You’ve got to get them at the very earliest age possible. If someone is 45 and has been making bad choices for almost 30 years, their house is in foreclosure, and they have debt up to their eyeballs, then that person is going to be very hard to talk to about saving $100 a month. That person is like, "The house is burning. I just need some water to put it out."

But let me tell you about one young 12-year-old, Hispanic, dual-language-speaking child, whose parents speak only Spanish. She goes through our program. We find out she is the head of household. So she would leave school and go to a check casher. She thought Bank of America was the bank of America. She thought check cashers were a mainstream financial services provider. Only after our program, she understood her parents’ experience was not the totality of the American experience…. Her family got banked, because she got knowledge.

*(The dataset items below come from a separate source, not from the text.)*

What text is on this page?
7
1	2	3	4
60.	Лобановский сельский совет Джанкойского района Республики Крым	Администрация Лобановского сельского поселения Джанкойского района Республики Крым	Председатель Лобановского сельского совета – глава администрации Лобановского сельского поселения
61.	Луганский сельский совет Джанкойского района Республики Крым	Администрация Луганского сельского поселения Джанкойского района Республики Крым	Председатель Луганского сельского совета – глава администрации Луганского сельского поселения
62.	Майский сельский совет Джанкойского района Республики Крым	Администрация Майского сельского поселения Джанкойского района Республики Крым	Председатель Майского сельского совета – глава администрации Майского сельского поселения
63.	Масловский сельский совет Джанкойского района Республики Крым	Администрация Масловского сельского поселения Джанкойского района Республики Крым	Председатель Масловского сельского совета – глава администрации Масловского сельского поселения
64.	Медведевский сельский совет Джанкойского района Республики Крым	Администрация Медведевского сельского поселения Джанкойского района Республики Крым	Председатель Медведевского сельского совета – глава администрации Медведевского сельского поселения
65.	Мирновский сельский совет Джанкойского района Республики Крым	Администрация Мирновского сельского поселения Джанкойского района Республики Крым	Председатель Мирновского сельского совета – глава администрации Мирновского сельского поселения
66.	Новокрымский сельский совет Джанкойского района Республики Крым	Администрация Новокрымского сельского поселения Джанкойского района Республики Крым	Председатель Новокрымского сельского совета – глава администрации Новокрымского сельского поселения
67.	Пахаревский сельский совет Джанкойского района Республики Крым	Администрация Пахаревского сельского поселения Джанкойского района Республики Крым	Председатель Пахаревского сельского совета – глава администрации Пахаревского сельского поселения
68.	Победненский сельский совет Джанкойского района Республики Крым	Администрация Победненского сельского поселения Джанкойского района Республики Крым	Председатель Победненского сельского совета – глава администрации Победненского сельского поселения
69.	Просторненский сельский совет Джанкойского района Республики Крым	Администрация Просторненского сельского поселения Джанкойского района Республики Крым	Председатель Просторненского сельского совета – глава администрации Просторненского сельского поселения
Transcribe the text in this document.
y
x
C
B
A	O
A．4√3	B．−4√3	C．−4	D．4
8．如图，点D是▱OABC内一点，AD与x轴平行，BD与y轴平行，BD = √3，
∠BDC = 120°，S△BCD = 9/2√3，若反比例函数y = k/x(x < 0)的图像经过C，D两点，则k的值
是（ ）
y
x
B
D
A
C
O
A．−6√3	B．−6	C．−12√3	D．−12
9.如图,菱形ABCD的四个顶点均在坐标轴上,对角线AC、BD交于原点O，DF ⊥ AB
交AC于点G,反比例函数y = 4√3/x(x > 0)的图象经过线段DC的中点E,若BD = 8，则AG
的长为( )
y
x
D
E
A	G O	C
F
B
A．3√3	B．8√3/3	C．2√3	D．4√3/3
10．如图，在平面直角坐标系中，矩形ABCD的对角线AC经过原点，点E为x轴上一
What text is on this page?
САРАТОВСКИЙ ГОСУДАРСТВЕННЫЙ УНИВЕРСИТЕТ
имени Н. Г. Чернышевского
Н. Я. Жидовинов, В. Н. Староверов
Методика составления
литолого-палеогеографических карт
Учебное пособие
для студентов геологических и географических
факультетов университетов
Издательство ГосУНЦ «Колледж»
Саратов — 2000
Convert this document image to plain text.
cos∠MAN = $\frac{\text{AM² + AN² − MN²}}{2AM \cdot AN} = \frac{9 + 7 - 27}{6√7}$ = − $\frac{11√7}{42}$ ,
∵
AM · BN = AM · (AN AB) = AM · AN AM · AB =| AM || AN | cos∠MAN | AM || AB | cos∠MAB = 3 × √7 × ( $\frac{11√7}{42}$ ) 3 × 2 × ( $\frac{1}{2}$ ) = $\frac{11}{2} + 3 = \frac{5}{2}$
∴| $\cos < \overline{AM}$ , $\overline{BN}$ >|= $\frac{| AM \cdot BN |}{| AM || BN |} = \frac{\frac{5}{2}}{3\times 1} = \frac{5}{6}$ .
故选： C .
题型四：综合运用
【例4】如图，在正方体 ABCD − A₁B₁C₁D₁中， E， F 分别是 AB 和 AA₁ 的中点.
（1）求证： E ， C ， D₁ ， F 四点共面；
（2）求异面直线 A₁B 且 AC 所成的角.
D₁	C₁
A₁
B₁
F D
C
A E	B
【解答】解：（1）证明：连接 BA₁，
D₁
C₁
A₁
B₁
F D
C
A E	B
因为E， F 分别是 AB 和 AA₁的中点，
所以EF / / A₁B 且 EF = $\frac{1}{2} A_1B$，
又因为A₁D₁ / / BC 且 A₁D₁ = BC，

Education is not a panacea; it can’t change everything by itself. Role models [are a big part of it]. We got the president’s council to create a financial literacy corps at volunteer.gov. You can volunteer in any ZIP code in America. We are trying to recruit 25,000 volunteers around this country. It’s essentially a Peace Corps for financial literacy.

What are the council’s other goals?
We will be introducing a money math curriculum, which is Treasury Department approved, for every middle school child. We want it to be in every middle school in the country, ingrained in the curriculum. We will be reaching out to all superintendents. It’s free. They can download it from the Treasury Department’s website. Second, [council chairman] Chuck Schwab will lead the effort to get financial literacy embedded into the workplace. Third, I’ll be leading the effort to encourage institutions to bank the unbanked.

We’ll have an honor roll program for employers, so an employer can qualify to be listed on the Treasury Department’s website, and we’ll be doing a similar program for high school students, a rewards program for outstanding financial literacy. It includes scholarships and acknowledgment by the president of the United States for their exemplary efforts.

What would you like to be the state of financial literacy in a decade?
I would like to ensure that this conversation doesn’t happen. That it’s so commonplace that there’s no necessity to have an interview on why there’s a necessity to have financial literacy. It should become as commonplace as driving. Right now, people say "reading, writing, and ‘rithmetic." Well, I believe in "reading, writing, ‘rithme
tic, and financial literacy." It should be a common core building block for our culture.